Almost right away, a feeling of clear-headedness filled her, in relation to the degree of smoke filling her lungs. The sound, she now realized—the tap, tap, tapping—had been faint, and it came not from a high place, but from a position low in her closet. Its originating location served as a source of comfort for her. After all, what was there to fear that was so low to the ground?

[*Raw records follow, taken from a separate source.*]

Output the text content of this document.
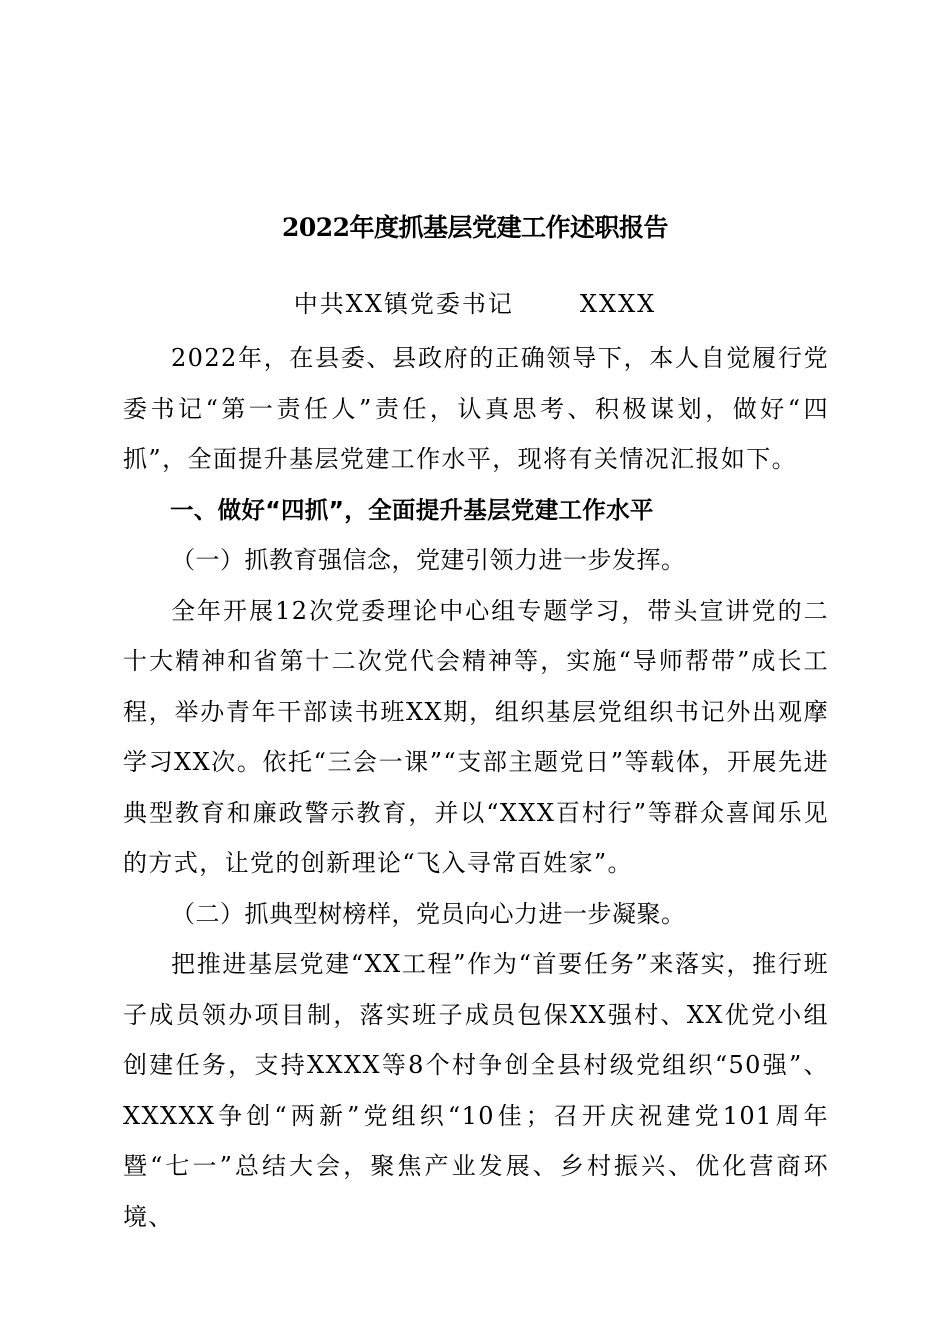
2022年度抓基层党建工作述职报告

中共XX镇党委书记	XXXX

2022年，在县委、县政府的正确领导下，本人自觉履行党委书记“第一责任人”责任，认真思考、积极谋划，做好“四抓”，全面提升基层党建工作水平，现将有关情况汇报如下。

一、做好“四抓”，全面提升基层党建工作水平

（一）抓教育强信念，党建引领力进一步发挥。

全年开展12次党委理论中心组专题学习，带头宣讲党的二十大精神和省第十二次党代会精神等，实施“导师帮带”成长工程，举办青年干部读书班XX期，组织基层党组织书记外出观摩学习XX次。依托“三会一课”“支部主题党日”等载体，开展先进典型教育和廉政警示教育，并以“XXX百村行”等群众喜闻乐见的方式，让党的创新理论“飞入寻常百姓家”。

（二）抓典型树榜样，党员向心力进一步凝聚。

把推进基层党建“XX工程”作为“首要任务”来落实，推行班子成员领办项目制，落实班子成员包保XX强村、XX优党小组创建任务，支持XXXX等8个村争创全县村级党组织“50强”、XXXXX争创“两新”党组织“10佳；召开庆祝建党101周年暨“七一”总结大会，聚焦产业发展、乡村振兴、优化营商环境、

She lay with her arms folded against her naked chest, her right thumb idly brushing against the underside of her left exposed nipple in a way that felt nice. Her nausea was forgotten but a shrunken vestige of her headache remained. She inhaled and exhaled nothing but acrid-tasting smoke for the span of several minutes, until the thin tower of paper evaporated into nothing, and the coffee-colored filter at the base of her joint was the only thing above her mouth. A fine, dark powder of ash had accumulated around her mouth and in the space between the top of her lip and the underside of her nose.
Now, she felt equipped (and felt it necessary) to act. She discarded her joint and made a face like a sneer, shaking her head violently and suddenly so as to remove the ash which had accumulated on her face. It fell like dark snow delicately and soundlessly around her, tracing her as if in relief.
Then, she sat up in bed and timidly walked across her bedroom. The bottoms of her feet were damp from perspiration, and she made a thwap, thwap, thwapping noise as she crossed the wooden floor. Violently, and staggering backward to avoid any threat (if one were to present itself to her upon her opening of her closet door), she stared into her closet, studying the outlines of shoe boxes and unknown articles of clothing and the dark and misshapen form of her jacket and her jeans which rested over her bra (from underneath which a light, cream-colored strap extended). She had been privy to this exact, or an otherwise similar, view before; her closet was as it always was.
It (the sound) was nothing. She must have imagined it.
Yes, she must have imagined it.
Her head hurt again. She turned and emitted a soft and modulated moan as she crawled back to bed and closed her eyes against the now waning sunlight.